Well, let's go over this once more:
Browser only shows "filler" tiles, that other companies pay to have there. Like an ad sticker on a wrapping paper on your brand new and free car. Firefox does not send any information to ad agencies, does not help them track you or do a full sweep of your activity (looks at chrome).
If you are so against predefined content, how come you were so totally OK all these years with Google search coming as default and Firefox getting a ton of money for it?
Now to adress the "bloated" part. Show me a slimmer browser, that uses less resources while retaining the same functionality? Browsers have become an OS in itself for running webapps. Don't like it - use mailer daemon to mail you the webpages you'd like to see. Richard seems to get along just fine doing that.

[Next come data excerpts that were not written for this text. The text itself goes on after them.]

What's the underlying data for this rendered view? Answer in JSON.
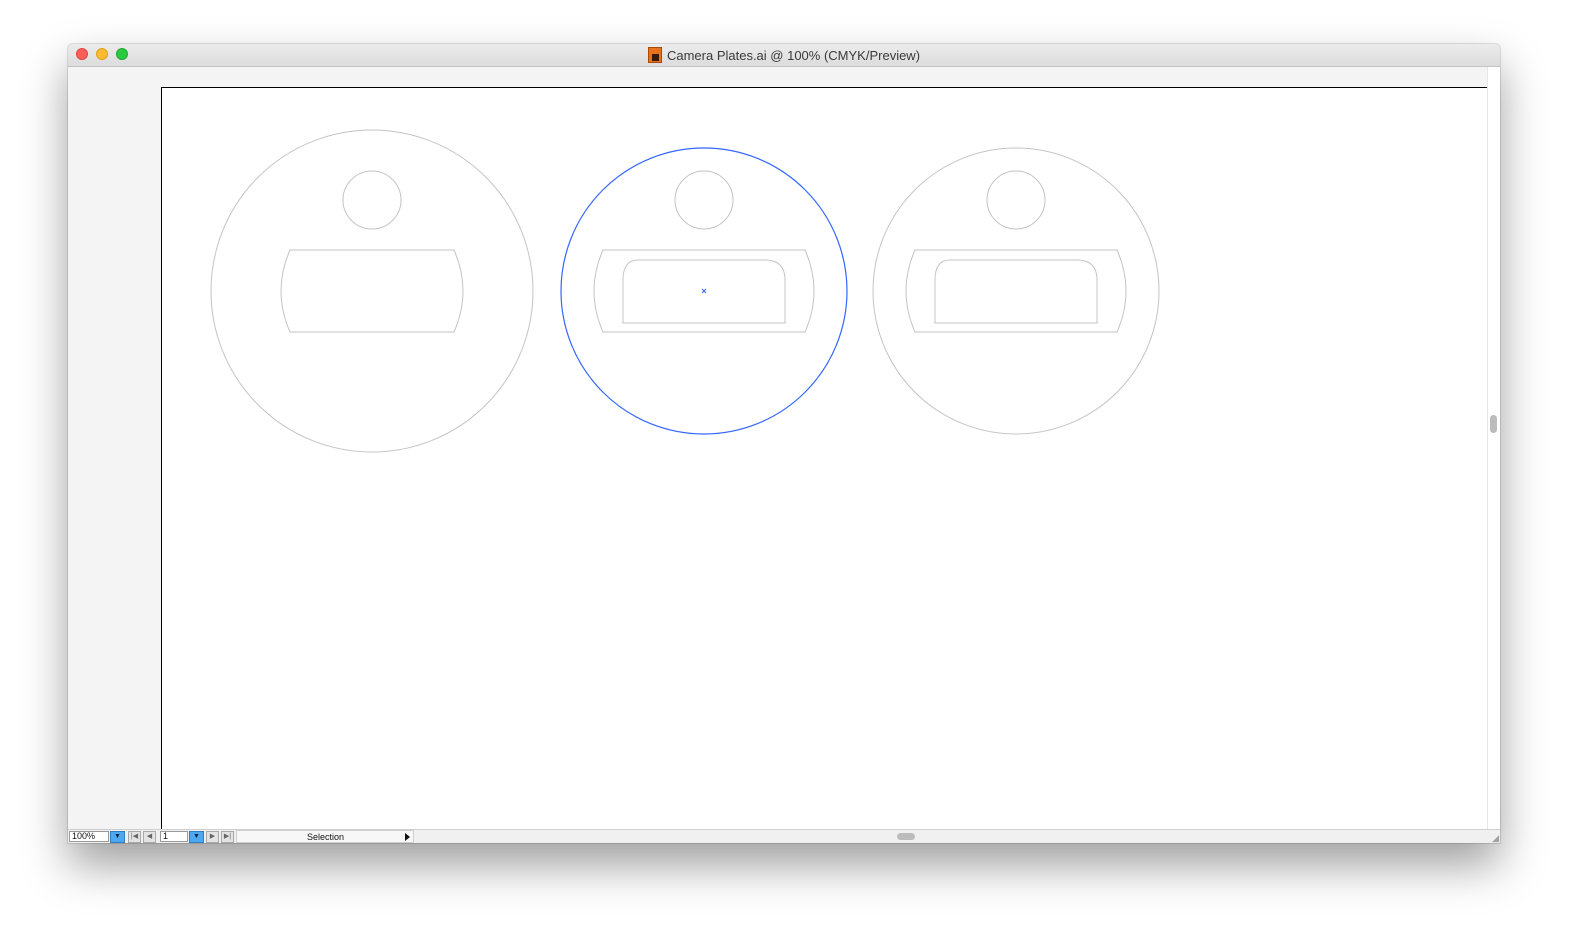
{
  "window": {
    "title": "Camera Plates.ai @ 100% (CMYK/Preview)",
    "document_icon": "illustrator-file-icon"
  },
  "statusbar": {
    "zoom": "100%",
    "page": "1",
    "status": "Selection",
    "dropdown_icon": "triangle-down-icon",
    "first_icon": "first-page-icon",
    "prev_icon": "prev-page-icon",
    "next_icon": "next-page-icon",
    "last_icon": "last-page-icon"
  },
  "artwork": {
    "stroke_color": "#c4c4c4",
    "selection_color": "#3366ff",
    "plates": [
      {
        "selected": false
      },
      {
        "selected": true
      },
      {
        "selected": false
      }
    ]
  }
}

As for Pale moon - I am yet to see any usefull changes. They cut out features they don't like, claim they are faster and better, but except for dropping CPU's without SSE no useful optimisations have been introduced. The moment FF shuts down, Pale Moon is going down just as quickly without a main project to hold on to and to port all the changes from.
And last, but not least - when was the last time you donated to developers, that work hard just so that you and every other person on Earth has a reliable, auditable, privacy-caring, open-source browser? Donated code maybe, or at least filed a comprehensive bug report with logs and a case to reproduce?
Everyone's entitled to their own opinion and choice of browsers. But taking a dramatic stance and feeling all betrayed is way out of bounds. I draw the line at browsing experience and user tracking - as long as Firefox doesn't do anything that hurts end-user, they are fine to pursue other means of monetization, as long as the money goes to developing a better software.